I have incorporated your suggestions below, but still after a ton of iteration the result is quite far from the (0.0, 0.0) expected result (the minimum of a quadratic function). To make the example less silly, I use 5 dimensions but only the first two are used to compute the output.

import copy
import matplotlib.pyplot as plt
import numpy as np
import pandas as pd
import torch
import torch.nn as nn
import torch.optim as optim
import tqdm
from sklearn.model_selection import train_test_split

## Get Training set
N_FEATURES = 5
X = np.random.rand(1000,N_FEATURES)-0.5
## Using only first two dimensions to compute y
y = np.apply_along_axis(lambda x: x[0]**2 +x[1]**2 + x[2]**2 , axis = 1, arr = X)[:, None]
X, y = torch.tensor(X, dtype=torch.float32), torch.tensor(y, dtype=torch.float32)

############## TRAIN MODEL


# train-test split for model evaluation
X_train, X_test, y_train, y_test = train_test_split(X, y, train_size=0.65, shuffle=True)

model = nn.Sequential(
    nn.Linear(N_FEATURES, 8),
    nn.ReLU(),
    nn.Linear(8, 12),
    nn.ReLU(),
    nn.Linear(12, 6),
    nn.ReLU(),
    nn.Linear(6, 1)
)
# loss function and optimizer
loss_fn = nn.MSELoss()  # mean square error
optimizer = optim.Adam(model.parameters(), lr=0.0001)

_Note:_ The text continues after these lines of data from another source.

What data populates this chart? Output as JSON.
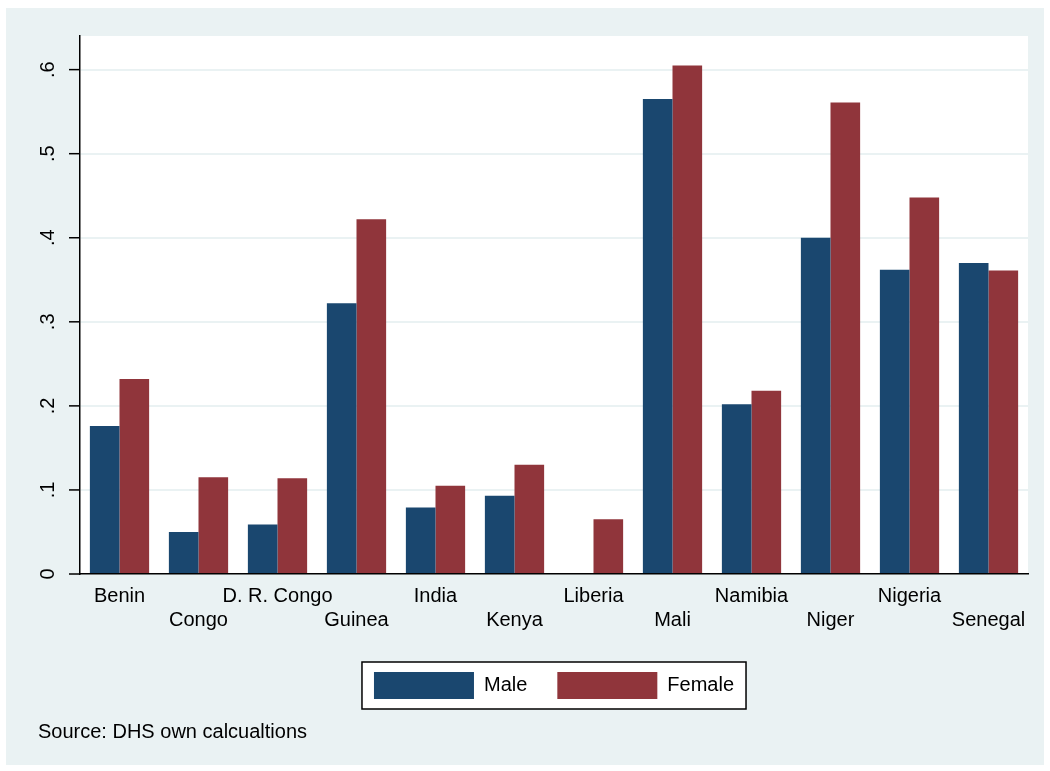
{
  "chart_data": {
    "type": "bar",
    "categories": [
      "Benin",
      "Congo",
      "D. R. Congo",
      "Guinea",
      "India",
      "Kenya",
      "Liberia",
      "Mali",
      "Namibia",
      "Niger",
      "Nigeria",
      "Senegal"
    ],
    "series": [
      {
        "name": "Male",
        "color": "#1a476f",
        "values": [
          0.176,
          0.05,
          0.059,
          0.322,
          0.079,
          0.093,
          null,
          0.565,
          0.202,
          0.4,
          0.362,
          0.37
        ]
      },
      {
        "name": "Female",
        "color": "#90353b",
        "values": [
          0.232,
          0.115,
          0.114,
          0.422,
          0.105,
          0.13,
          0.065,
          0.605,
          0.218,
          0.561,
          0.448,
          0.361
        ]
      }
    ],
    "ylim": [
      0,
      0.64
    ],
    "yticks": [
      0,
      {
        "value": 0.1,
        "label": ".1"
      },
      {
        "value": 0.2,
        "label": ".2"
      },
      {
        "value": 0.3,
        "label": ".3"
      },
      {
        "value": 0.4,
        "label": ".4"
      },
      {
        "value": 0.5,
        "label": ".5"
      },
      {
        "value": 0.6,
        "label": ".6"
      }
    ],
    "grid": "y",
    "legend": "bottom",
    "annotations": [
      "Source: DHS own calcualtions"
    ]
  }
}
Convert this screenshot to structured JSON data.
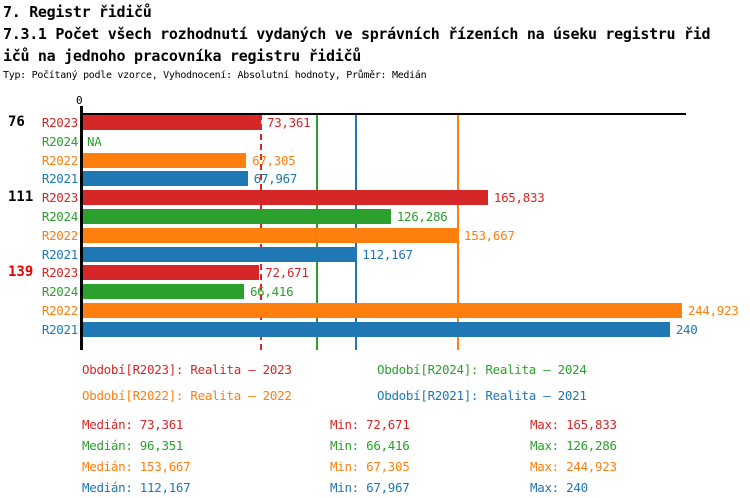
{
  "header": {
    "title_line1": "7. Registr řidičů",
    "title_line2": "7.3.1 Počet všech rozhodnutí vydaných ve správních řízeních na úseku registru řid",
    "title_line3": "ičů na jednoho pracovníka registru řidičů",
    "subtitle": "Typ: Počítaný podle vzorce, Vyhodnocení: Absolutní hodnoty, Průměr: Medián"
  },
  "colors": {
    "r2023": "#d62728",
    "r2024": "#2ca02c",
    "r2022": "#ff7f0e",
    "r2021": "#1f77b4",
    "highlight_group": "#e60000",
    "axis": "#000000"
  },
  "chart_data": {
    "type": "bar",
    "orientation": "horizontal",
    "title": "7.3.1 Počet všech rozhodnutí vydaných ve správních řízeních na úseku registru řidičů na jednoho pracovníka registru řidičů",
    "xlim": [
      0,
      247000
    ],
    "zero_label": "0",
    "series_order": [
      "R2023",
      "R2024",
      "R2022",
      "R2021"
    ],
    "groups": [
      {
        "label": "76",
        "highlight": false,
        "rows": [
          {
            "series": "R2023",
            "value_label": "73,361",
            "bar_value": 73361,
            "color_key": "r2023"
          },
          {
            "series": "R2024",
            "value_label": "NA",
            "bar_value": null,
            "color_key": "r2024"
          },
          {
            "series": "R2022",
            "value_label": "67,305",
            "bar_value": 67305,
            "color_key": "r2022"
          },
          {
            "series": "R2021",
            "value_label": "67,967",
            "bar_value": 67967,
            "color_key": "r2021"
          }
        ]
      },
      {
        "label": "111",
        "highlight": false,
        "rows": [
          {
            "series": "R2023",
            "value_label": "165,833",
            "bar_value": 165833,
            "color_key": "r2023"
          },
          {
            "series": "R2024",
            "value_label": "126,286",
            "bar_value": 126286,
            "color_key": "r2024"
          },
          {
            "series": "R2022",
            "value_label": "153,667",
            "bar_value": 153667,
            "color_key": "r2022"
          },
          {
            "series": "R2021",
            "value_label": "112,167",
            "bar_value": 112167,
            "color_key": "r2021"
          }
        ]
      },
      {
        "label": "139",
        "highlight": true,
        "rows": [
          {
            "series": "R2023",
            "value_label": "72,671",
            "bar_value": 72671,
            "color_key": "r2023"
          },
          {
            "series": "R2024",
            "value_label": "66,416",
            "bar_value": 66416,
            "color_key": "r2024"
          },
          {
            "series": "R2022",
            "value_label": "244,923",
            "bar_value": 244923,
            "color_key": "r2022"
          },
          {
            "series": "R2021",
            "value_label": "240",
            "bar_value": 240000,
            "color_key": "r2021"
          }
        ]
      }
    ],
    "median_lines": [
      {
        "color_key": "r2023",
        "value": 73361,
        "dashed": true
      },
      {
        "color_key": "r2024",
        "value": 96351,
        "dashed": false
      },
      {
        "color_key": "r2021",
        "value": 112167,
        "dashed": false
      },
      {
        "color_key": "r2022",
        "value": 153667,
        "dashed": false
      }
    ]
  },
  "legend": {
    "items": [
      {
        "label": "Období[R2023]: Realita – 2023",
        "color_key": "r2023",
        "col": 0,
        "row": 0
      },
      {
        "label": "Období[R2024]: Realita – 2024",
        "color_key": "r2024",
        "col": 1,
        "row": 0
      },
      {
        "label": "Období[R2022]: Realita – 2022",
        "color_key": "r2022",
        "col": 0,
        "row": 1
      },
      {
        "label": "Období[R2021]: Realita – 2021",
        "color_key": "r2021",
        "col": 1,
        "row": 1
      }
    ]
  },
  "stats": {
    "labels": {
      "median": "Medián",
      "min": "Min",
      "max": "Max"
    },
    "rows": [
      {
        "color_key": "r2023",
        "median": "73,361",
        "min": "72,671",
        "max": "165,833"
      },
      {
        "color_key": "r2024",
        "median": "96,351",
        "min": "66,416",
        "max": "126,286"
      },
      {
        "color_key": "r2022",
        "median": "153,667",
        "min": "67,305",
        "max": "244,923"
      },
      {
        "color_key": "r2021",
        "median": "112,167",
        "min": "67,967",
        "max": "240"
      }
    ]
  }
}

n_epochs = 50  # number of epochs to run
batch_size = 1  # size of each batch
batch_start = torch.arange(0, len(X_train), batch_size)

# Hold the best model
best_mse = np.inf   # init to infinity
best_weights = None
history = []


for epoch in range(n_epochs):
    model.train()
    with tqdm.tqdm(batch_start, unit="batch", mininterval=0, disable=True) as bar:
        bar.set_description(f"Epoch {epoch}")
        for start in bar:
            # take a batch
            X_batch = X_train[start:start+batch_size]
            y_batch = y_train[start:start+batch_size]
            # forward pass
            y_pred = model(X_batch)
            loss = loss_fn(y_pred, y_batch)
            # backward pass
            optimizer.zero_grad()
            loss.backward()
            # update weights
            optimizer.step()
            # print progress
            bar.set_postfix(mse=float(loss))
    # evaluate accuracy at end of each epoch
    model.eval()
    y_pred = model(X_test)
    mse = loss_fn(y_pred, y_test)
    mse = float(mse)
    history.append(mse)
    if mse < best_mse:
        best_mse = mse
        best_weights = copy.deepcopy(model.state_dict())

##########. FIND OPTIMIMUM INPUT

for param in model.parameters():
    param.requires_grad = False

X_0 = X_train[0].clone()              # Cloning one training row as first guess for my gradient-descent optimiser
X_0.requires_grad = True              # turns X_0 into a trainable tensor
optimizer = optim.Adam ([X_0], lr=0.0001)
    
INPUT_OPTIMISATION_ITER = 500
for epoch in range(INPUT_OPTIMISATION_ITER):
    model.train()
    #optimizer = optim.Adam ([X_0], lr=0.0001)
    with tqdm.tqdm(batch_start, unit="batch", mininterval=0, disable=True) as bar:
        bar.set_description(f"Epoch {epoch}")
        for start in bar:
            # take a batch
            # forward pass
            y_pred = model(X_0)
            ### loss = loss_fn(y_pred, y_batch)
            loss = y_pred
            # backward pass
            optimizer.zero_grad()
            loss.backward(retain_graph=True)
            # update weights
            optimizer.step()
            # print progress
            bar.set_postfix(mse=float(loss))



It runs without errors, but the final result is
tensor([ 0.0408, 0.2135, -0.1983, -0.0120, -0.1999], requires_grad=True)

The first two components being well far from 0, as the minimum should be.